Her breath left her lungs in a rush. "Why do you think I've got something on him?"
"Because you're not dead. He would have killed you if he could have. If we look into the bank account of the man convicted of your sister's murder, there will be a lot of money his family inherits when he dies. This isn't the first time something like this has happened around Barry Anthon. Obviously, if you saw him at the murder scene and he's worked so hard to discredit you, he's afraid of you. He's got money and power. He's got cops and politicians in his pocket. He wouldn't be afraid
unless whatever you have could ruin him and he can't risk killing you until he gets it back."
His thumb rubbed gently at her knuckles. It felt--exquisite. Each time the pad of his thumb slid between her knuckles, she felt his touch melt through bare skin and sink into her bloodstream. She shivered. She couldn't help it. Her body was tuned to his. Came alive for his. It didn't make sense, but then chemistry never did.
She took a breath. "I don't know you, Stefano."
"You know me."
He brought her hand to his mouth, his lips moving over her knuckles in the way his thumb had, only this was so much better. Way more intense. She felt an answer coiling hot at the junction of her legs.
"You don't have to tell me . . . yet. Drink your chocolate." He let go of her hand.
She curled her fingers around the mug again because when she wasn't touching him she felt cold, and it was such a relief that he believed her--that he knew the real Barry. Deceitful, murderous Barry.

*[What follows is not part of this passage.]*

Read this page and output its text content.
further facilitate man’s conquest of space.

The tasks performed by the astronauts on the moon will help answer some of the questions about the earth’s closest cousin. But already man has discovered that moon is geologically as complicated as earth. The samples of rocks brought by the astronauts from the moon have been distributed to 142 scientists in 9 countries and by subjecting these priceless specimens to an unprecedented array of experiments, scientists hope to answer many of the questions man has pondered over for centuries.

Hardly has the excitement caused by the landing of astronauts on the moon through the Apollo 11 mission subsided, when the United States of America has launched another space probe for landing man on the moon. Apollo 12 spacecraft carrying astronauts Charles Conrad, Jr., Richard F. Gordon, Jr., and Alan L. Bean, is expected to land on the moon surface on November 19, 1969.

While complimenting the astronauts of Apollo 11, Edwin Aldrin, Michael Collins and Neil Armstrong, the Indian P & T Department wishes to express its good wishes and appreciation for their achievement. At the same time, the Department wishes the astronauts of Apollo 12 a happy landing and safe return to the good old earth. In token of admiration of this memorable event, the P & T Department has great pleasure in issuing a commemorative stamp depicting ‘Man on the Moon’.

"He's done this before? Destroying property and making it look like someone else did it?" Murder? She couldn't bring herself to ask that.

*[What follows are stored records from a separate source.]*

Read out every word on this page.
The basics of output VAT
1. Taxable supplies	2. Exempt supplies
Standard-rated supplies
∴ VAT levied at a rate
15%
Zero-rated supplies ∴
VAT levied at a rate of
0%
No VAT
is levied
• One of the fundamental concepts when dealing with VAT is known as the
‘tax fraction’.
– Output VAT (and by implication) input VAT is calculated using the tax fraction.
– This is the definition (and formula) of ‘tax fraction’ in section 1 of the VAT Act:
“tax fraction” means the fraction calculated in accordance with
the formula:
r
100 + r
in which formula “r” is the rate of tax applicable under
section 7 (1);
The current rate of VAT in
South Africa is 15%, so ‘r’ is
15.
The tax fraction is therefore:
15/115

"All of it, right down to the jail time and the hospital," Stefano confirmed. "He likes to brag that no one can cross him. He threatened a couple of drivers. They ended up quitting. I didn't get the story until a couple of years later, but they wouldn't drive for anyone because they were so afraid of him. It ended their careers."
"Has he ever threatened you?" Francesca asked cautiously.
"Bambina."
One word. That said it all. His tone. Amused. Arrogant. Completely confident. She shivered again, but this time because she could see the danger in him. He wasn't a man other men crossed. If Barry was too afraid to threaten Stefano, what did that make Stefano? The thought flitted through her mind unbidden.
She took a sip of chocolate to buy herself time. It was delicious. There was no way it was from a package. "You made this."
Amusement crept into the deep blue of his eyes. "Yeah. I did."
"How did you learn to make such great chocolate?"
"I have a younger sister. She often had a difficult time sleeping so she'd come into my room, wake me up and I'd make her chocolate."